Dickinson personifies Death, characterizing it like one might describe a suitor, someone who comes to woo the speaker of the poem. Death is not threatening, scary, or strange; rather, he knows "no haste" as they drive away together, and he treats the young woman with "Civility." As they drive, they pass numerous places familiar to her from her life, as well as the "Setting Sun," which seems to symbolize death as well, in a likewise gentle and beautiful way. The personification of Death as a young man who comes to woo the speaker helps to convey the theme that Death is not strange and terrible but, perhaps, only something new. Dickinson presents Death not as an end but rather as the beginning of something different, and this 'something different' isn't frightening at all. In fact, the narrator calls her grave "a House that seemed / A Swelling of the Ground"; it's as though Death is not so different from life.
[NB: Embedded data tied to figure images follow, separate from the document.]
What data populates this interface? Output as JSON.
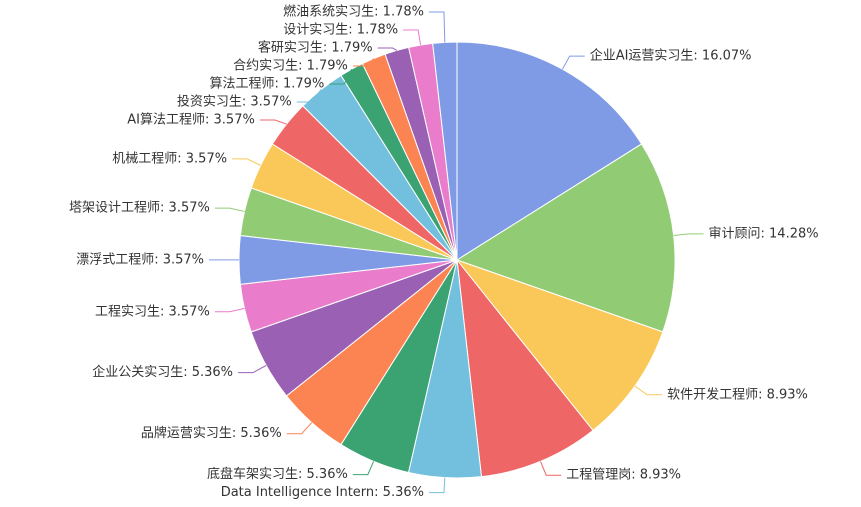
{
  "chart_data": {
    "type": "pie",
    "labels": [
      "企业AI运营实习生: 16.07%",
      "审计顾问: 14.28%",
      "软件开发工程师: 8.93%",
      "工程管理岗: 8.93%",
      "Data Intelligence Intern: 5.36%",
      "底盘车架实习生: 5.36%",
      "品牌运营实习生: 5.36%",
      "企业公关实习生: 5.36%",
      "工程实习生: 3.57%",
      "漂浮式工程师: 3.57%",
      "塔架设计工程师: 3.57%",
      "机械工程师: 3.57%",
      "AI算法工程师: 3.57%",
      "投资实习生: 3.57%",
      "算法工程师: 1.79%",
      "合约实习生: 1.79%",
      "客研实习生: 1.79%",
      "设计实习生: 1.78%",
      "燃油系统实习生: 1.78%"
    ],
    "values": [
      16.07,
      14.28,
      8.93,
      8.93,
      5.36,
      5.36,
      5.36,
      5.36,
      3.57,
      3.57,
      3.57,
      3.57,
      3.57,
      3.57,
      1.79,
      1.79,
      1.79,
      1.78,
      1.78
    ],
    "colors": [
      "#7f9be6",
      "#91cc75",
      "#fac858",
      "#ee6666",
      "#73c0de",
      "#3ba272",
      "#fc8452",
      "#9a60b4",
      "#ea7ccc",
      "#7f9be6",
      "#91cc75",
      "#fac858",
      "#ee6666",
      "#73c0de",
      "#3ba272",
      "#fc8452",
      "#9a60b4",
      "#ea7ccc",
      "#7f9be6"
    ]
  }
}
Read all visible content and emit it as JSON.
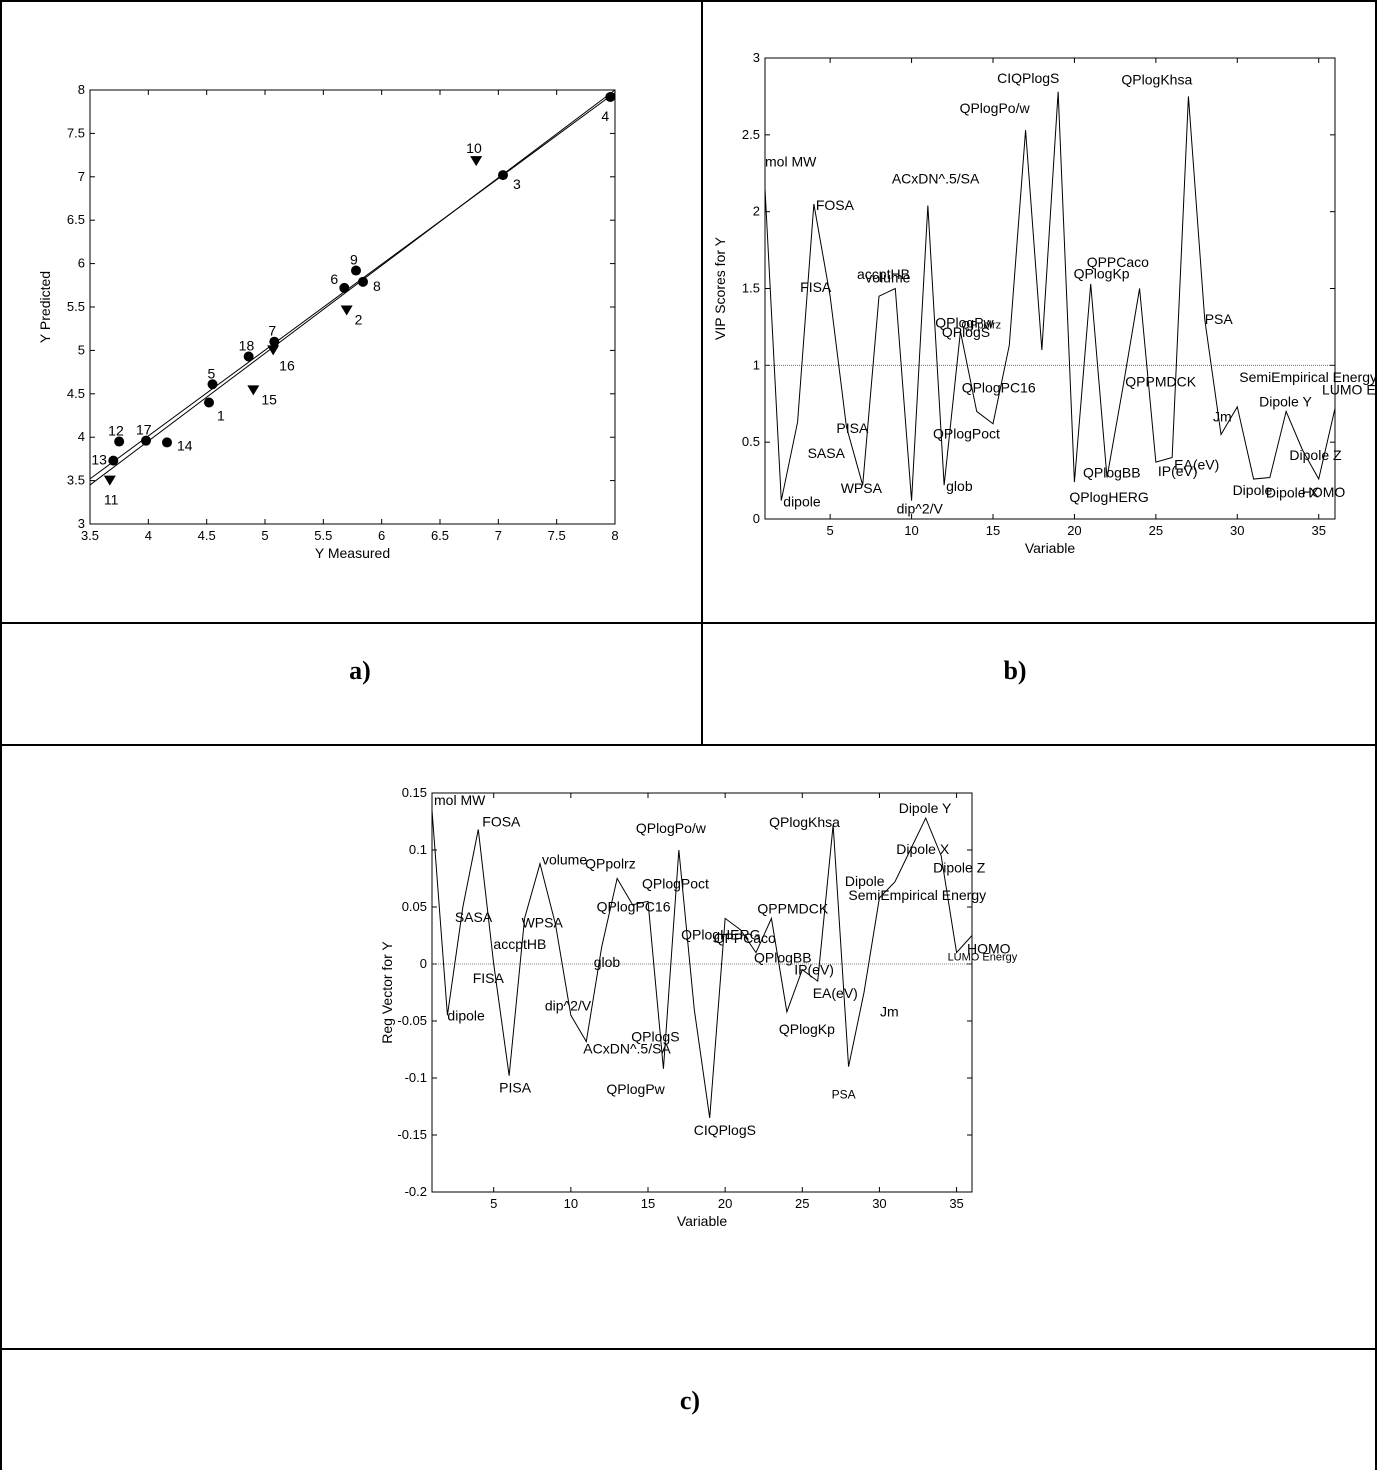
{
  "panels": {
    "a": {
      "caption": "a)"
    },
    "b": {
      "caption": "b)"
    },
    "c": {
      "caption": "c)"
    }
  },
  "chart_data": [
    {
      "id": "a",
      "type": "scatter",
      "xlabel": "Y Measured",
      "ylabel": "Y Predicted",
      "xlim": [
        3.5,
        8
      ],
      "ylim": [
        3,
        8
      ],
      "xticks": [
        "3.5",
        "4",
        "4.5",
        "5",
        "5.5",
        "6",
        "6.5",
        "7",
        "7.5",
        "8"
      ],
      "yticks": [
        "3",
        "3.5",
        "4",
        "4.5",
        "5",
        "5.5",
        "6",
        "6.5",
        "7",
        "7.5",
        "8"
      ],
      "series": [
        {
          "marker": "circle",
          "points": [
            {
              "label": "1",
              "x": 4.52,
              "y": 4.4
            },
            {
              "label": "3",
              "x": 7.04,
              "y": 7.02
            },
            {
              "label": "4",
              "x": 7.96,
              "y": 7.92
            },
            {
              "label": "5",
              "x": 4.55,
              "y": 4.61
            },
            {
              "label": "6",
              "x": 5.68,
              "y": 5.72
            },
            {
              "label": "7",
              "x": 5.08,
              "y": 5.1
            },
            {
              "label": "8",
              "x": 5.84,
              "y": 5.79
            },
            {
              "label": "9",
              "x": 5.78,
              "y": 5.92
            },
            {
              "label": "12",
              "x": 3.75,
              "y": 3.95
            },
            {
              "label": "13",
              "x": 3.7,
              "y": 3.73
            },
            {
              "label": "14",
              "x": 4.16,
              "y": 3.94
            },
            {
              "label": "17",
              "x": 3.98,
              "y": 3.96
            },
            {
              "label": "18",
              "x": 4.86,
              "y": 4.93
            }
          ]
        },
        {
          "marker": "triangle-down",
          "points": [
            {
              "label": "2",
              "x": 5.7,
              "y": 5.46
            },
            {
              "label": "10",
              "x": 6.81,
              "y": 7.18
            },
            {
              "label": "11",
              "x": 3.67,
              "y": 3.5
            },
            {
              "label": "15",
              "x": 4.9,
              "y": 4.54
            },
            {
              "label": "16",
              "x": 5.07,
              "y": 5.0
            }
          ]
        }
      ],
      "lines": [
        {
          "x": [
            3.5,
            8.0
          ],
          "y": [
            3.45,
            8.0
          ]
        },
        {
          "x": [
            3.5,
            8.0
          ],
          "y": [
            3.52,
            7.97
          ]
        }
      ]
    },
    {
      "id": "b",
      "type": "line",
      "xlabel": "Variable",
      "ylabel": "VIP Scores for Y",
      "xlim": [
        1,
        36
      ],
      "ylim": [
        0,
        3
      ],
      "xticks": [
        "5",
        "10",
        "15",
        "20",
        "25",
        "30",
        "35"
      ],
      "yticks": [
        "0",
        "0.5",
        "1",
        "1.5",
        "2",
        "2.5",
        "3"
      ],
      "reference_y": 1,
      "x": [
        1,
        2,
        3,
        4,
        5,
        6,
        7,
        8,
        9,
        10,
        11,
        12,
        13,
        14,
        15,
        16,
        17,
        18,
        19,
        20,
        21,
        22,
        23,
        24,
        25,
        26,
        27,
        28,
        29,
        30,
        31,
        32,
        33,
        34,
        35,
        36
      ],
      "values": [
        2.15,
        0.12,
        0.63,
        2.05,
        1.45,
        0.6,
        0.22,
        1.45,
        1.5,
        0.12,
        2.04,
        0.22,
        1.22,
        0.7,
        0.62,
        1.13,
        2.53,
        1.1,
        2.78,
        0.24,
        1.53,
        0.27,
        0.87,
        1.5,
        0.37,
        0.4,
        2.75,
        1.3,
        0.55,
        0.73,
        0.26,
        0.27,
        0.7,
        0.45,
        0.26,
        0.72
      ],
      "labels": [
        "mol MW",
        "dipole",
        "SASA",
        "FOSA",
        "FISA",
        "PISA",
        "WPSA",
        "accptHB",
        "volume",
        "dip^2/V",
        "ACxDN^.5/SA",
        "glob",
        "QPpolrz",
        "QPlogPC16",
        "QPlogPoct",
        "QPlogPw",
        "QPlogPo/w",
        "QPlogS",
        "CIQPlogS",
        "QPlogHERG",
        "QPPCaco",
        "QPlogBB",
        "QPPMDCK",
        "QPlogKp",
        "IP(eV)",
        "EA(eV)",
        "QPlogKhsa",
        "PSA",
        "Jm",
        "SemiEmpirical Energy",
        "Dipole",
        "Dipole X",
        "Dipole Y",
        "Dipole Z",
        "HOMO",
        "LUMO En"
      ]
    },
    {
      "id": "c",
      "type": "line",
      "xlabel": "Variable",
      "ylabel": "Reg Vector for Y",
      "xlim": [
        1,
        36
      ],
      "ylim": [
        -0.2,
        0.15
      ],
      "xticks": [
        "5",
        "10",
        "15",
        "20",
        "25",
        "30",
        "35"
      ],
      "yticks": [
        "-0.2",
        "-0.15",
        "-0.1",
        "-0.05",
        "0",
        "0.05",
        "0.1",
        "0.15"
      ],
      "reference_y": 0,
      "x": [
        1,
        2,
        3,
        4,
        5,
        6,
        7,
        8,
        9,
        10,
        11,
        12,
        13,
        14,
        15,
        16,
        17,
        18,
        19,
        20,
        21,
        22,
        23,
        24,
        25,
        26,
        27,
        28,
        29,
        30,
        31,
        32,
        33,
        34,
        35,
        36
      ],
      "values": [
        0.135,
        -0.045,
        0.05,
        0.118,
        0.0,
        -0.098,
        0.04,
        0.088,
        0.035,
        -0.045,
        -0.068,
        0.015,
        0.075,
        0.052,
        0.055,
        -0.092,
        0.1,
        -0.04,
        -0.135,
        0.04,
        0.03,
        0.01,
        0.04,
        -0.042,
        -0.005,
        -0.015,
        0.122,
        -0.09,
        -0.025,
        0.058,
        0.072,
        0.1,
        0.128,
        0.095,
        0.01,
        0.025
      ],
      "labels": [
        "mol MW",
        "dipole",
        "SASA",
        "FOSA",
        "FISA",
        "PISA",
        "WPSA",
        "volume",
        "accptHB",
        "dip^2/V",
        "ACxDN^.5/SA",
        "glob",
        "QPpolrz",
        "QPlogPC16",
        "QPlogPoct",
        "QPlogPw",
        "QPlogPo/w",
        "QPlogS",
        "CIQPlogS",
        "QPlogHERG",
        "QPPCaco",
        "QPlogBB",
        "QPPMDCK",
        "QPlogKp",
        "IP(eV)",
        "EA(eV)",
        "QPlogKhsa",
        "PSA",
        "Jm",
        "SemiEmpirical Energy",
        "Dipole",
        "Dipole X",
        "Dipole Y",
        "Dipole Z",
        "LUMO Energy",
        "HOMO"
      ]
    }
  ]
}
In this poem, Dickinson uses the extended metaphor of a carriage trip with Death to convey the theme of life as a journey, with the personified Death as the arbiter of when any "stop" is to be made. The "carriage" in which the speaker rides with Death does not move quickly, for Death "knew no haste", and yet it continues inexorably towards its destination, past "School" and "children"—representative of youth and early life—and on towards "the Setting Sun," indicative of life drawing to a close.
Finally, the carriage draws towards "a House that seemed / A Swelling of the Ground." The imagery here is suggestive of burial mounds or mausoleums, set below the level of the earth, as if between the worlds of the living and the dead. At this point, we can surmise from the speaker's tone, Death stops for his companion: "Since then—'tis Centuries."
The poet ends by noting that the horses' heads, as they pull the carriage, were "toward Eternity," where the speaker now finds herself suspended, the fateful journey having come to its close.